MieterEcho 27.09.2018
https://www.bmgev.de/mieterecho/mieterecho-online/haie-statt-robben.html

Peter Nowak

Schnelles Internet für alle

Konferenz zu Netzpolitik in Berlin / LINKE gründet Arbeitskreis zum Thema

Das Betahaus in Berlin-Kreuzberg, in dem man sich stunden- und tageweise Büroräume mieten kann, ist ein Symbol für Arbeitsplätze im Internetzeitalter geworden. Dorthin hatten am Samstag die Rosa Luxemburg-Stiftung und die Linksfraktion im Bundestag zu einer Konferenz unter dem Titel »Netz für Alle« geladen.

In der Eröffnungsrede zur Netzkonferenz hoben die LINKEN-Politiker Bodo Ramelow und Halina Wawzyniak die Bedeutung der Netzpolitik für eine zukunftsfähige Linke hervor und übergaben dann das Mikrofon an die Internetexperten. An Constanze Kurz vom Chaos-Computer-Club etwa, die sich für ein Grundrecht auf einen Netzzugang mit Breitbandkabel auch für Menschen mit geringen Einkommen ausspricht. Ohne diesen Internetzugang seien Menschen vielfältig benachteiligt. Kurz verwies auf verschiedene Umfragen, in denen diese Forderung von einer überwiegenden Mehrheit der Bevölkerung unterstützt wird. Länder wie Finnland seien bei der Umsetzung eines solchen Zieles weit vorangeschritten.

In der anschließenden Diskussion wurde gefragt, ob die Forderung nach einem Netz für Alle im Alltag vor allem junger Menschen nicht schon längst umgesetzt werde. Kurz warnte aber davor, lediglich die statistischen Daten zur Grundlage zu nehmen. Gerade Familien mit niedrigen Einkommen fehle oft ein Internetzugang. Sie kritisierte Entscheidungen von Sozialgerichten, die ein Fernsehgerät, nicht aber den Internetzugang zur Grundversorgung für Hartz-IV-Betroffene erklärten.

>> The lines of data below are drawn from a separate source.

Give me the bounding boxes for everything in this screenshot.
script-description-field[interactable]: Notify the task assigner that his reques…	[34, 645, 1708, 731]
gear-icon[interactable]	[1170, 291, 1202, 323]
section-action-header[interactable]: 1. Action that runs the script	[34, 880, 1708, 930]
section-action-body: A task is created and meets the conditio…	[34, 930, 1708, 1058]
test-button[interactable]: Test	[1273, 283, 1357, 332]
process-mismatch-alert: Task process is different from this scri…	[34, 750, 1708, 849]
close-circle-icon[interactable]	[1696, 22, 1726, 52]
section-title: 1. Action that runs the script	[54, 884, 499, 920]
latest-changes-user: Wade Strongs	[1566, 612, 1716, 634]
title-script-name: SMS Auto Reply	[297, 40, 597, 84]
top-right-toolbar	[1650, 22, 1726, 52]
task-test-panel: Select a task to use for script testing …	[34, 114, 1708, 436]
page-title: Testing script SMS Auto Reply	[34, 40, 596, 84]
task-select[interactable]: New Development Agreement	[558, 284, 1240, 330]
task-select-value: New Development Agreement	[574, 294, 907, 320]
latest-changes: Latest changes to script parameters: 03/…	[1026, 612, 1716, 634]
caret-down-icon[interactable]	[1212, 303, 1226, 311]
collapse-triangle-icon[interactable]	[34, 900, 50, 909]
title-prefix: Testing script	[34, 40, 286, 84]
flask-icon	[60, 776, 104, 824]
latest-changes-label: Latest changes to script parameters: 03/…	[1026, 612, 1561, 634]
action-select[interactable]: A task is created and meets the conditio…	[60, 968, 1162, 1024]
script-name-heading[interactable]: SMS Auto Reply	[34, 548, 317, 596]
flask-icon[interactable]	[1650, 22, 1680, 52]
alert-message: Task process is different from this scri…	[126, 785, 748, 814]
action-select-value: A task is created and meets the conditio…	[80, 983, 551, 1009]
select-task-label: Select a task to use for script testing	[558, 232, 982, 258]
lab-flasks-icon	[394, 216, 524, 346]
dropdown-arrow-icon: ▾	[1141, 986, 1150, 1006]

Gutes Netz, schlechtes Netz

Der österreichische Schriftsteller und Philosoph Robert Misik ging auf eine Debatte ein, die in der Linken lange Jahre tobte. Ist das Internet gut oder schlecht? Misik verwies auf den mit großer Erbitterung geführten Streit über die Rolle der Technologie. Während die einen der Meinung waren, dass die Technologie nur unter Arbeiterkontrolle sinnvoll nutzbar zu machen ist, erklärten andere, dass die Technologie nicht neutral ist und daher nicht einfach übernommen werden kann. Diese Debatte wiederholt sich nun bei der Einschätzung des Netzes.
Mobilisierung per Internet

Misik betont, dass man sehr kulturpessimistisch sein müsse, um das Internet generell abzulehnen. Diese Haltung wäre zudem unpolitisch, weil damit jede Einflussmöglichkeit aufgegeben würde. Ein Teilnehmer warnte vor einer Überbewertung des Netzes bei politischen Mobilisierungen. Auch ohne Netz wurden Massendemonstrationen organisiert. In Arbeitsgruppen debattierten die Teilnehmer anschließend über soziale Netzwerke, ein barriere- und diskriminierungsfreies Internet und viele andere Themen.

Aus aktuellem Anlass wurde am Ende der Konferenz eine Diskussionsrunde über die Datenpanne bei Wikileaks angesetzt. Auch dort wurde lebhaft über die Perspektive eines Projekts diskutiert, das vor einigen Monaten noch hochgelobt worden war. Mit Wikileaks wurde der Beginn einer neuen Epoche der Transparenz verbunden. Viele sind der Meinung, dass die aktuelle Affäre dem Projekt Wikileaks schade. Für die Bloggerin Anne Roth hat sich der Wikileaks-Gründer übernommen. Allerdings sind viele Diskutanten zuversichtlich, dass das von Wikileaks hochgehaltene Prinzip künftig von anderen dezentralen Projekten weitergeführt wird.

Die Debatten auf der Konferenz gingen einher mit der Gründung einer »Arbeitsgemeinschaft Netzpolitik« innerhalb der LINKEN, die sich künftig verstärkt der Gestaltung der digitalen Gesellschaft widmen will.